What the law faculties have done, however, is to produce a commodity surplus with the ensuing result: devaluation of the legal profession. The miracle, in fact, is that so many of us have been able to keep going at these rates for so long!

So while it would be ridiculous to blame law faculties for the demise of Heenan, this event is an excellent opportunity to perform an autopsy not only on the way we practise law but also on the way and numbers we train for the profession.

Ultimately there is no single explanation for why a seemingly successful law firm fell apart. There are many. That said, we will not be able to obtain the required context and perspective on a very upsetting event until one of the major players, the law faculties, steps up to assume its share of responsibility for the present crisis in the legal profession so as to assist in providing solutions for the future.

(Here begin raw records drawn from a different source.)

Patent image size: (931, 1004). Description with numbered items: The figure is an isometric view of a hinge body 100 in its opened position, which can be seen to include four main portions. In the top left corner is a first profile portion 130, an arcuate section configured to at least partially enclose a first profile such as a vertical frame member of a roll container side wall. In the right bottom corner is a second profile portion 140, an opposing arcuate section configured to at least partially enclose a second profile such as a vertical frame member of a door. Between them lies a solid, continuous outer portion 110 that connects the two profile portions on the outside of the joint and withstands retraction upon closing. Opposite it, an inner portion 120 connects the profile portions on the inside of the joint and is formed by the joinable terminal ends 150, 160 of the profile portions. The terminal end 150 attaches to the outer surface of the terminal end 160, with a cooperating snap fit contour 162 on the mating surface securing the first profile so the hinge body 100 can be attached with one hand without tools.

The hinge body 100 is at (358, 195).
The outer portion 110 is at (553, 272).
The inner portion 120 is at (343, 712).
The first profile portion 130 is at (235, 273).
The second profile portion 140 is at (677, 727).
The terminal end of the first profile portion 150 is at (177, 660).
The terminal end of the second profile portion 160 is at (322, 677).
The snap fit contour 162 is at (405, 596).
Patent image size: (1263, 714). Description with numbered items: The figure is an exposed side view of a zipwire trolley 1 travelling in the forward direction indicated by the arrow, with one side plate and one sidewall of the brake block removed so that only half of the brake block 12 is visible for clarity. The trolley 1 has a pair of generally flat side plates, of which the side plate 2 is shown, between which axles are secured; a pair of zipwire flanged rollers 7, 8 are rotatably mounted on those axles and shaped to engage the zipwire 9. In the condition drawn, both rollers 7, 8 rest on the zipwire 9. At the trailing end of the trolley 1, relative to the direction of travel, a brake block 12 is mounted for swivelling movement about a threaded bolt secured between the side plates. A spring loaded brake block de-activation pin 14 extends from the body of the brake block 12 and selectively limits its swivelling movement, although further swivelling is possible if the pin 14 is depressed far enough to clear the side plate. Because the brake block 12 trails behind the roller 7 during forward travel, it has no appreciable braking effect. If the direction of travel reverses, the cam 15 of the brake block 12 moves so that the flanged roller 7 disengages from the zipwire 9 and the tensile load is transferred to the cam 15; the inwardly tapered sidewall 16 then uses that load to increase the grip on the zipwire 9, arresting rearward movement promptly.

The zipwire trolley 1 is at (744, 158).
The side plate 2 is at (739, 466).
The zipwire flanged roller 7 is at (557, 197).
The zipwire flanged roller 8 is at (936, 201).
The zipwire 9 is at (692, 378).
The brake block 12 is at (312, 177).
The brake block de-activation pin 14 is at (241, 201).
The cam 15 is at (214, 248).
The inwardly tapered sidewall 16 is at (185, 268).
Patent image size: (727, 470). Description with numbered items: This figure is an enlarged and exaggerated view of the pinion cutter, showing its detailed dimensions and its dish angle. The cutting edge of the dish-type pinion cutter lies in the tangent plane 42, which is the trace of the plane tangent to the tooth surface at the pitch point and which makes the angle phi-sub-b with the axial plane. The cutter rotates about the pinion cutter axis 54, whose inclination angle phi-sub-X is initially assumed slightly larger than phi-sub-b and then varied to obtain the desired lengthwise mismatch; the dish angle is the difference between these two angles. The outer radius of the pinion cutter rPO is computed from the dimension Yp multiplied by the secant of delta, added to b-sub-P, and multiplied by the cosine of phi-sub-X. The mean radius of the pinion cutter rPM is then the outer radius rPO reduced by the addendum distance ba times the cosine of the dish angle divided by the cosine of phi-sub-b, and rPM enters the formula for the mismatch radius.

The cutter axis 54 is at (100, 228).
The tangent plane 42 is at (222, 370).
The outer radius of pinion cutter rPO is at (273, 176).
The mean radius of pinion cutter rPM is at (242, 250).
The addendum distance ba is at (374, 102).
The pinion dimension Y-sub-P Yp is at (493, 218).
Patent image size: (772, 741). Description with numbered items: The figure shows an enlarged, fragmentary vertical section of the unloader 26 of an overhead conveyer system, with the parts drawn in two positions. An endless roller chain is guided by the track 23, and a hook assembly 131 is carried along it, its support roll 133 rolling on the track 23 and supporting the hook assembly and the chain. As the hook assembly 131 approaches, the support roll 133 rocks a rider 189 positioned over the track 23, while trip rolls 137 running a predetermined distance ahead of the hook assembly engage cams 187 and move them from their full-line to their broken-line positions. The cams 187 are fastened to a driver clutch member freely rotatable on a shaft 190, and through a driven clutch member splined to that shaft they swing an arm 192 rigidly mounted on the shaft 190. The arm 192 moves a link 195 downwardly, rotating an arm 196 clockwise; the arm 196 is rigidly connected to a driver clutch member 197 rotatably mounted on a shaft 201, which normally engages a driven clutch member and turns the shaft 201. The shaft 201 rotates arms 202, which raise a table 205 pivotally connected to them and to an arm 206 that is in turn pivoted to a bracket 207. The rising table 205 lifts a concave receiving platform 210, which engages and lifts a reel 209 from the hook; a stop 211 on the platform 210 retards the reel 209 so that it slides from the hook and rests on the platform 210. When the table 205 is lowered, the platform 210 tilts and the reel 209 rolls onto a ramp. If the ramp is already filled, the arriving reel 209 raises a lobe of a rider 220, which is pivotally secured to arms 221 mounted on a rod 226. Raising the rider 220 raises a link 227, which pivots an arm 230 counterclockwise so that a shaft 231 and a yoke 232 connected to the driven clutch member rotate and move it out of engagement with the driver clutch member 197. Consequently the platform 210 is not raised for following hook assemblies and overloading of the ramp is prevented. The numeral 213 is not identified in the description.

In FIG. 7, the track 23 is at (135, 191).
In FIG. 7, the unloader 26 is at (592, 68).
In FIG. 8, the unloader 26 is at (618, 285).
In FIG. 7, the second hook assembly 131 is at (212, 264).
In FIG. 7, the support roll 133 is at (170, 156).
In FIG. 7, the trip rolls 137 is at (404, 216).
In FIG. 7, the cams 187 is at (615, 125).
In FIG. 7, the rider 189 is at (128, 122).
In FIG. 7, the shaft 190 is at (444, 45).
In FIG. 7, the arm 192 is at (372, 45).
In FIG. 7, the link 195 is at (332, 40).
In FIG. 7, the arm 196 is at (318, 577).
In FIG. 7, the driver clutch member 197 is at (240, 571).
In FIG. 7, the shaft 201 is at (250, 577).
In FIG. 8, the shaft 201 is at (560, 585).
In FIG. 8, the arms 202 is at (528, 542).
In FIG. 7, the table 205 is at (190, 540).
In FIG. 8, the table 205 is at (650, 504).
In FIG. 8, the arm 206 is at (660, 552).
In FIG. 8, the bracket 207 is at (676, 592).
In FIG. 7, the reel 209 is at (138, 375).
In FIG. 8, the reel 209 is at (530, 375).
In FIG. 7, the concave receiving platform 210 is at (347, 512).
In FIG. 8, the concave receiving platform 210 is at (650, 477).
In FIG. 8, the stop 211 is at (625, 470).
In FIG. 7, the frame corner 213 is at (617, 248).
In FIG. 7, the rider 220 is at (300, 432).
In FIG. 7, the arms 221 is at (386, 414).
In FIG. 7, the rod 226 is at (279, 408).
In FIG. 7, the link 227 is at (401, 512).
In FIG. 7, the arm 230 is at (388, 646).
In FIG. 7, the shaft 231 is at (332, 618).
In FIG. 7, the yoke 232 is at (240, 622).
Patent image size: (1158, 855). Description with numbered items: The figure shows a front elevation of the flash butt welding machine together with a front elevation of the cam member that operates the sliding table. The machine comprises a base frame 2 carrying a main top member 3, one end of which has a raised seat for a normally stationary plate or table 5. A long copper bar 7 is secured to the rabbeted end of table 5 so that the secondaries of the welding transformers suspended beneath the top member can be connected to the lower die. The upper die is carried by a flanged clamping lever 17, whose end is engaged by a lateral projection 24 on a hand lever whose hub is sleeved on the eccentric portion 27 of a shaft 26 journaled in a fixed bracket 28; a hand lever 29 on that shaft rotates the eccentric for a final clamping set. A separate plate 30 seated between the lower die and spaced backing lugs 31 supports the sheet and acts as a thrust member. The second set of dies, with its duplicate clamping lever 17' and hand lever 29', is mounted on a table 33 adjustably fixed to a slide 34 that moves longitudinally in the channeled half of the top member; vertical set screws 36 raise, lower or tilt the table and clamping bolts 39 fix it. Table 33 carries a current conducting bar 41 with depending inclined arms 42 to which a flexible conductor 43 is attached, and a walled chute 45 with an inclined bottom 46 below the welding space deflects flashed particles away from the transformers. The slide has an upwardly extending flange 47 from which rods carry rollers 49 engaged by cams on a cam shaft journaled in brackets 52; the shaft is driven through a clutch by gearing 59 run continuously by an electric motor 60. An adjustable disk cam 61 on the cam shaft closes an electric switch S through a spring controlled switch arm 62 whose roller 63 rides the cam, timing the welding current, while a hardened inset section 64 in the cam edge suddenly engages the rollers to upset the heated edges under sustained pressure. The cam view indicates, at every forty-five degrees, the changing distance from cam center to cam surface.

Danielle Olofsson is a knowledge management lawyer at Dentons Canada LLP in charge of civil law. She has practised law in Montreal, Paris, and Stockholm and is a member of the Quebec and Paris bar associations. She can be reached at danielle.olofsson@dentons.com

  • Attorney

    Avocat
    I couldn’t agree more with this article. It is the responsibility of the Bar association to maintain the profession and given that responsibility they should demand law schools revamp their recruitment policies. I do not think it is "normal" that so many young lawyers are either under-employed or left unemployed given that the market is completely saturated (as many law recruiters have put it). Moreover, law schools in Quebec should follow suit with other law schools in Canada and require an undergrad prior to commencing law.
  • Partner

    Michele Ballagh
    I don't agree that law schools should cut enrollment. However, I do think they should cut back on their involvment in recruitment for Big Law firms. Law schools are now so heavily involved in organizing interviews and trade shows primarily for the benefit of Big Law firms that students often presume that the only career route is the private practise of law. Although I'm sure that the schools try to point out the other options, the reality is that their resouorces are so monopolized by the Big Law firms that students become fixated on pursuing that option. Besides the fact that it is using public money to subsidize very profitable firms, it warps students (and lawyers) into believing that private practice is the only purpose of a law degree. A law degree can be beneficial in a number of career options that may be more satisfying in the long run even if less profitable. Of course, universities also have to stop subsidizing their other faculties with excessive law school tuitions.
  • RE: Partner

    Junior lawyer in YYC
    Indeed. If anything, law schools should turn out even more lawyer candidates. Obviously this is not what those of us in our comfortable monopoly want, and I feel a little disloyal suggesting it. However, considering the high rates that the current market equilibrium supports, and the attendant access to justice problem we have, the best solution might indeed be many more lawyers. Individuals and small businesses might actually be able to afford to consult a lawyer a lot more often and proactively if they weren't so afraid of the fees. And I suspect that big business would continue to pay big bucks to big law for big hours from top lawyers on tight deadlines. It's just that those lawyers would be even more in the minority.